After an account has been created the client must go to their profile page and request a secret token to be generated for them. This is the token to be sent along with the email address to the RESTful API for each API call.

In order to upload inputs/outputs for tasks the client needs to specify in their profile a path to a server where the files are to be fetched from. Look at the example on the web page. Of course, the remote server must have the public key of the grader authorized as mentioned above.

It is also possible to have a set up in which the client runs on the same machine as the grader and the files are just moved around locally.

Supported languages

For the moment the supported languages are C++, Java (through gcj), Python and Ruby. For Python there is a special mode in which the code for one particular method can be submitted. Read more about this mode in the section about using the grader.
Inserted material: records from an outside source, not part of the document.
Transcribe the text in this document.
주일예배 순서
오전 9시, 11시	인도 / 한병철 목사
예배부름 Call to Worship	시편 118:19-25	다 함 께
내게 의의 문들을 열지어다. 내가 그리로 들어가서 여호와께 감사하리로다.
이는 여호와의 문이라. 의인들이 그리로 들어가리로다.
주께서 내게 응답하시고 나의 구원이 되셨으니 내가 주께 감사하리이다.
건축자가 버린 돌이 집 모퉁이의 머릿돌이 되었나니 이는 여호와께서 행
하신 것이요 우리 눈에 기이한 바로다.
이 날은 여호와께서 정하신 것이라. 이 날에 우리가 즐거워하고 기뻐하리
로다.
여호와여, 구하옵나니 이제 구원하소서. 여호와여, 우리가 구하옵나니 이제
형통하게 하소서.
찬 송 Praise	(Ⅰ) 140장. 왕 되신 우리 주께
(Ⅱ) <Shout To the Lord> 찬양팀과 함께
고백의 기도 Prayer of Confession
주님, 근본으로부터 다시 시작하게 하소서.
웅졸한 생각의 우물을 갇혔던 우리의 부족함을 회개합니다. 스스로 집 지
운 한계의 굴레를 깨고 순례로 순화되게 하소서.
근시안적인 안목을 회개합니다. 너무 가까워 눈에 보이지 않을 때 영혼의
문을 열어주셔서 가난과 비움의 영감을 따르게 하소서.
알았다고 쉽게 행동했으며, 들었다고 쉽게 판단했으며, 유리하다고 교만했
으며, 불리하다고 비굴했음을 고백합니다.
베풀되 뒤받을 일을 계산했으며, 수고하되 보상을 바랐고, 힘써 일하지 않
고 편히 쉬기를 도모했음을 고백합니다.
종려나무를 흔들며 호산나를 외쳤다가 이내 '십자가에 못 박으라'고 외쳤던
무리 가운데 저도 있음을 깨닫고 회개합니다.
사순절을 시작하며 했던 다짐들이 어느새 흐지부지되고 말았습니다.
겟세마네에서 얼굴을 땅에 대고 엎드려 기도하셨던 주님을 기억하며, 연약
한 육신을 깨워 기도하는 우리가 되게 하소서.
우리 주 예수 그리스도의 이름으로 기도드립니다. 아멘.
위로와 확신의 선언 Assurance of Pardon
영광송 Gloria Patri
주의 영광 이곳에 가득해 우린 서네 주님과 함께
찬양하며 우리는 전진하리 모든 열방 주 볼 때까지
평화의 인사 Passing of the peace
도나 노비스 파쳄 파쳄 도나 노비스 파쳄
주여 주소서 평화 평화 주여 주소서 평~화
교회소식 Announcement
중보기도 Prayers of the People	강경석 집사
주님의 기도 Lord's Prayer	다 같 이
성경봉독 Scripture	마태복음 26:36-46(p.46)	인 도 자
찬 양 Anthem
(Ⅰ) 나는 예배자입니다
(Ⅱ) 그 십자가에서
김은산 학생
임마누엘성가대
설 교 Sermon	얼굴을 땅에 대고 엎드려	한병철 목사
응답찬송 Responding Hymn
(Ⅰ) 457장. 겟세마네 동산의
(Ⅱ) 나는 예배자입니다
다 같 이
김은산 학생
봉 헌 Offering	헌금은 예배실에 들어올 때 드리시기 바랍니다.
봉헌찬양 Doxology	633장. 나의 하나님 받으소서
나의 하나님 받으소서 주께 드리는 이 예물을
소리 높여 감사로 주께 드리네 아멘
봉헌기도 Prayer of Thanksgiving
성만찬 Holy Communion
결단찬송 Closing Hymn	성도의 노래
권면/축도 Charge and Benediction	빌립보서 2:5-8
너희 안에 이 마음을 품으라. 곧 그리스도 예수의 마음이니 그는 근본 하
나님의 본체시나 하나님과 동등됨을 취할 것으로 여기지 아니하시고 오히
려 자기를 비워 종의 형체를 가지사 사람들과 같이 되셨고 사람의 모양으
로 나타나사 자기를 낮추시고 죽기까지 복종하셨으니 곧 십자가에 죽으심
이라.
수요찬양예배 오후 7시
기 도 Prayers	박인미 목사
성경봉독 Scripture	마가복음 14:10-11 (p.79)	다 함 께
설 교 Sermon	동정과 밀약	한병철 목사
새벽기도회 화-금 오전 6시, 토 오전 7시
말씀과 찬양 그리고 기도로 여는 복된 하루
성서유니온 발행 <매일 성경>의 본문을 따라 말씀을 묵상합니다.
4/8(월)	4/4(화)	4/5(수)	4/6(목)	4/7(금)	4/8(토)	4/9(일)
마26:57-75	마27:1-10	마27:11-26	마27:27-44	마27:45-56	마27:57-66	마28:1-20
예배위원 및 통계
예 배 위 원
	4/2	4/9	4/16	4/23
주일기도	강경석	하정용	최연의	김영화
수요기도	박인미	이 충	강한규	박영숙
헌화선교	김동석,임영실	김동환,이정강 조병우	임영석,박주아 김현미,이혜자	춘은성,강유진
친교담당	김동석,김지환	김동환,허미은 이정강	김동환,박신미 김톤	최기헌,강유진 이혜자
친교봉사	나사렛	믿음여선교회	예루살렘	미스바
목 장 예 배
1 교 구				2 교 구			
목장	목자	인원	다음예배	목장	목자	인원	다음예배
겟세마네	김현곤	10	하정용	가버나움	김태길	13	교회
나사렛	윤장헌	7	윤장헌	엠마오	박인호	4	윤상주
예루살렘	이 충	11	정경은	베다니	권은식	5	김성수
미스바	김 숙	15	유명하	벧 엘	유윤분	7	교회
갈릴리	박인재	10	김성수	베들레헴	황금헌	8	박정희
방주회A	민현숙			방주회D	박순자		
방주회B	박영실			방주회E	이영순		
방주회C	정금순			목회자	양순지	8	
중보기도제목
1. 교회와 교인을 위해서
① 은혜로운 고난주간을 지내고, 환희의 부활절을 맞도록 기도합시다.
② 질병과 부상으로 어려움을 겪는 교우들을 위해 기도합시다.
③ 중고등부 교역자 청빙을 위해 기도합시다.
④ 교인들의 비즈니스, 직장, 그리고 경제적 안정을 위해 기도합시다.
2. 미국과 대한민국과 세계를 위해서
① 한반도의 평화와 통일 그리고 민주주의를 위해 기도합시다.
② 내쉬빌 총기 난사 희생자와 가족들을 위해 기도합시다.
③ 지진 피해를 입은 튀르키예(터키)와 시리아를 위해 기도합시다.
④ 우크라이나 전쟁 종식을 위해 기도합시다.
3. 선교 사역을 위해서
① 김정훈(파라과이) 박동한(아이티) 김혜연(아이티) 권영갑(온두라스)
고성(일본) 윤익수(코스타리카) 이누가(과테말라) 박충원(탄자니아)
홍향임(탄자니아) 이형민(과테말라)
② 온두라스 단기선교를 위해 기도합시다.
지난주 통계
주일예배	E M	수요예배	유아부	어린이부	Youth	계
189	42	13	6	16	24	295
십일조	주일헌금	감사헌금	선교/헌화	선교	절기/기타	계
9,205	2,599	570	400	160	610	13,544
The architecture of the grader makes it possible to run programs in virutally any language that has a compiler or interpreter. However, it is important to research how well the sandbox works for each separate case. Even the support for the current languages may have vulnerabilities. Please report if any such are found.

How to use it?

The grader accepts either whole programs or for Python - one method's contents (unit tests). The whole program mode accepts a whole valid program in each of the supported langauges and runs it in a stand-alone mode.

The unit test mode is for tasks for which the API client (or task author) has supplied a wrapper program, which is written in such way so that it calls a given method and processes its result. The method can accept parameters and the solution to such problems must contain the expected method with implementation in it. NOTE: This is only available for Python at the moment but should be easily extendable to the other languages, too.

There are example Ruby and shell scripts in the directory sample_api_calls, which will allow you to test using the API of a running grader. These scripts simulate all possible API calls (as of 2015-07-27), you just need to tweak the params they send with the requests to match what you have in your version of the grader.

TODO list

  • Make it easier to bootstrap the user creation.
  • Run compilation in the sandbox, too.
  • Think of a better way to handle file uploads for tasks
  • Allow other methods for sending email
  • Make it possible to run unit tests for all languages